Despite a global slowdown in investment flows over recent years, Vietnam remains a top choice for foreign investors, thanks to its favorable investment climate, young workforce, and promising long-term growth potential. The country has a growing opportunity to attract FDI in high-tech sectors such as semiconductors and AI, and its growing reputation has caught the attention of major global tech giants eager to explore investment prospects in these advanced fields.

A major development took place in December, when Nvidia signed a landmark agreement with the Vietnamese Government to establish an AI Research and Development Center and an AI Data Center. This collaborative endeavor is expected to be a significant catalyst for Vietnam’s technological advancement, particularly in AI, and is likely to inspire further interest from high-tech investors worldwide.

Apple also completed the relocation of eleven audio-visual manufacturing plants to Vietnam, and its key partners, including Foxconn, Luxshare, and Goertek, have raised their investment levels and expanded their operations in the country. Leading semiconductor companies like Intel, Marvell, and Infineon have also been actively exploring Vietnam’s investment potential.

To strengthen its competitive edge in attracting strategic investors, particularly in high-priority sectors, the Vietnamese Government has introduced a range of new policies and procedures. On November 29, the National Assembly passed Law No. 57/2024/QH15, which amended and supplemented key provisions in four investment-related laws: the Law on Planning, the Law on Investment, the Law on Public-Private Partnership Investment, and the Law on Bidding.
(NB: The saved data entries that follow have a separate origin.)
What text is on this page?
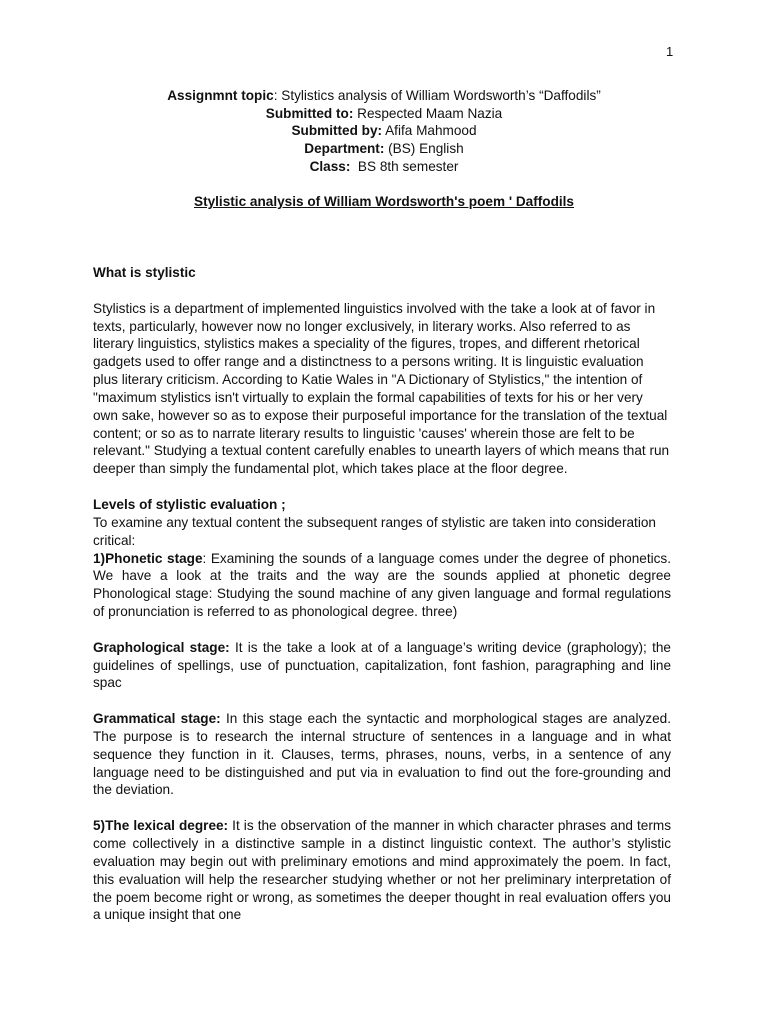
1
Assignmnt topic: Stylistics analysis of William Wordsworth’s “Daffodils”
Submitted to: Respected Maam Nazia
Submitted by: Afifa Mahmood
Department: (BS) English
Class:  BS 8th semester
Stylistic analysis of William Wordsworth's poem ' Daffodils
What is stylistic

Stylistics is a department of implemented linguistics involved with the take a look at of favor in texts, particularly, however now no longer exclusively, in literary works. Also referred to as literary linguistics, stylistics makes a speciality of the figures, tropes, and different rhetorical gadgets used to offer range and a distinctness to a persons writing. It is linguistic evaluation plus literary criticism. According to Katie Wales in "A Dictionary of Stylistics," the intention of "maximum stylistics isn't virtually to explain the formal capabilities of texts for his or her very own sake, however so as to expose their purposeful importance for the translation of the textual content; or so as to narrate literary results to linguistic 'causes' wherein those are felt to be relevant." Studying a textual content carefully enables to unearth layers of which means that run deeper than simply the fundamental plot, which takes place at the floor degree.

Levels of stylistic evaluation ;

To examine any textual content the subsequent ranges of stylistic are taken into consideration critical:

1)Phonetic stage: Examining the sounds of a language comes under the degree of phonetics. We have a look at the traits and the way are the sounds applied at phonetic degree Phonological stage: Studying the sound machine of any given language and formal regulations of pronunciation is referred to as phonological degree. three)

Graphological stage: It is the take a look at of a language’s writing device (graphology); the guidelines of spellings, use of punctuation, capitalization, font fashion, paragraphing and line spac

Grammatical stage: In this stage each the syntactic and morphological stages are analyzed. The purpose is to research the internal structure of sentences in a language and in what sequence they function in it. Clauses, terms, phrases, nouns, verbs, in a sentence of any language need to be distinguished and put via in evaluation to find out the fore-grounding and the deviation.

5)The lexical degree: It is the observation of the manner in which character phrases and terms come collectively in a distinctive sample in a distinct linguistic context. The author’s stylistic evaluation may begin out with preliminary emotions and mind approximately the poem. In fact, this evaluation will help the researcher studying whether or not her preliminary interpretation of the poem become right or wrong, as sometimes the deeper thought in real evaluation offers you a unique insight that one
The new law, which will take effect on January 15, represents a major step towards refining the legal framework for bidding, planning, investment, and PPP investments. Notably, two important additions to the Law on Investment include the creation of an Investment Support Fund and the introduction of special investment procedures, also known as the “green lane”.

The Investment Support Fund will be financed by corporate income tax revenue and other legal sources to maintain a stable investment environment, attract strategic investors and multinational corporations, and support domestic businesses in sectors that require investment encouragement.
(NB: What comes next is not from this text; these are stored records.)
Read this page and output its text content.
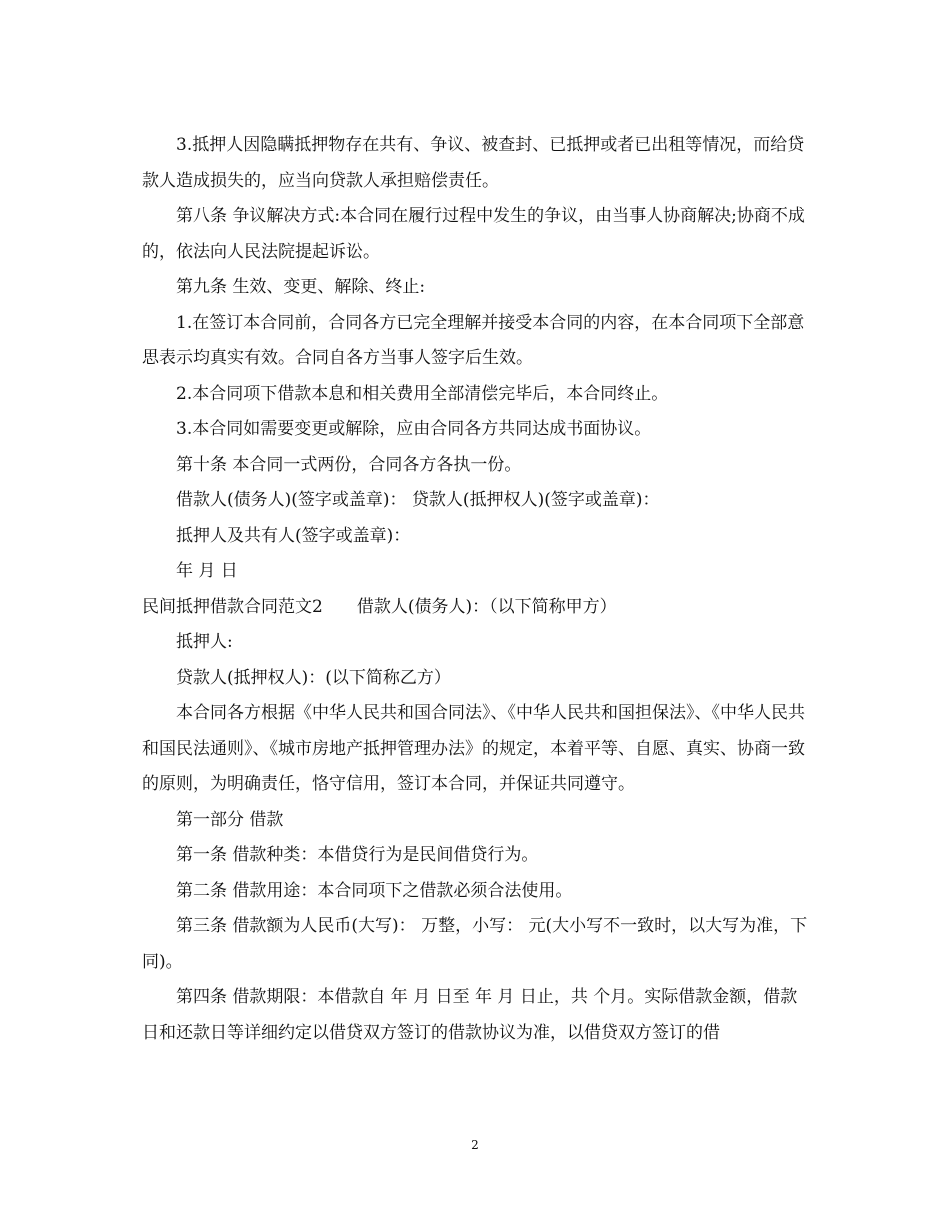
3.抵押人因隐瞒抵押物存在共有、争议、被查封、已抵押或者已出租等情况，而给贷款人造成损失的，应当向贷款人承担赔偿责任。

第八条 争议解决方式:本合同在履行过程中发生的争议，由当事人协商解决;协商不成的，依法向人民法院提起诉讼。

第九条 生效、变更、解除、终止:

1.在签订本合同前，合同各方已完全理解并接受本合同的内容，在本合同项下全部意思表示均真实有效。合同自各方当事人签字后生效。

2.本合同项下借款本息和相关费用全部清偿完毕后，本合同终止。

3.本合同如需要变更或解除，应由合同各方共同达成书面协议。

第十条 本合同一式两份，合同各方各执一份。

借款人(债务人)(签字或盖章)： 贷款人(抵押权人)(签字或盖章)：

抵押人及共有人(签字或盖章)：

年 月 日

民间抵押借款合同范文2　　借款人(债务人)：（以下简称甲方）

抵押人:

贷款人(抵押权人)：(以下简称乙方）

本合同各方根据《中华人民共和国合同法》、《中华人民共和国担保法》、《中华人民共和国民法通则》、《城市房地产抵押管理办法》的规定，本着平等、自愿、真实、协商一致的原则，为明确责任，恪守信用，签订本合同，并保证共同遵守。

第一部分 借款

第一条 借款种类：本借贷行为是民间借贷行为。

第二条 借款用途：本合同项下之借款必须合法使用。

第三条 借款额为人民币(大写)： 万整，小写： 元(大小写不一致时，以大写为准，下同)。

第四条 借款期限：本借款自 年 月 日至 年 月 日止，共 个月。实际借款金额，借款日和还款日等详细约定以借贷双方签订的借款协议为准，以借贷双方签订的借

2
The “green lane” regulation, meanwhile, will change procedural requirements from pre-screening to post-screening, significantly reducing the time needed to complete investment procedures. This change will create a more favorable and competitive environment for attracting strategic investors, boosting the country’s ability to attract high-tech investments and other targeted sectors. Specifically, this includes investments in innovation centers, R&D facilities, semiconductor industries, flexible electronics, chip production, and semiconductor materials. The development and production of high-tech products, as outlined by a Prime Ministerial decision, will also receive priority.

These two initiatives, according to the General Statistics Office (GSO), will effectively tackle Vietnam’s previous challenges in drawing strategic investors, enhancing the country’s appeal for large-scale, high-impact projects. “With the ‘green lane’ policy for investment and the implementation of the Investment Support Fund starting in 2025, Vietnam is poised to remain an attractive destination for foreign investors, particularly strategic investors,” according to the GSO. “Based on these changes, FDI registration in Vietnam is expected to experience significant growth in 2025 and beyond.”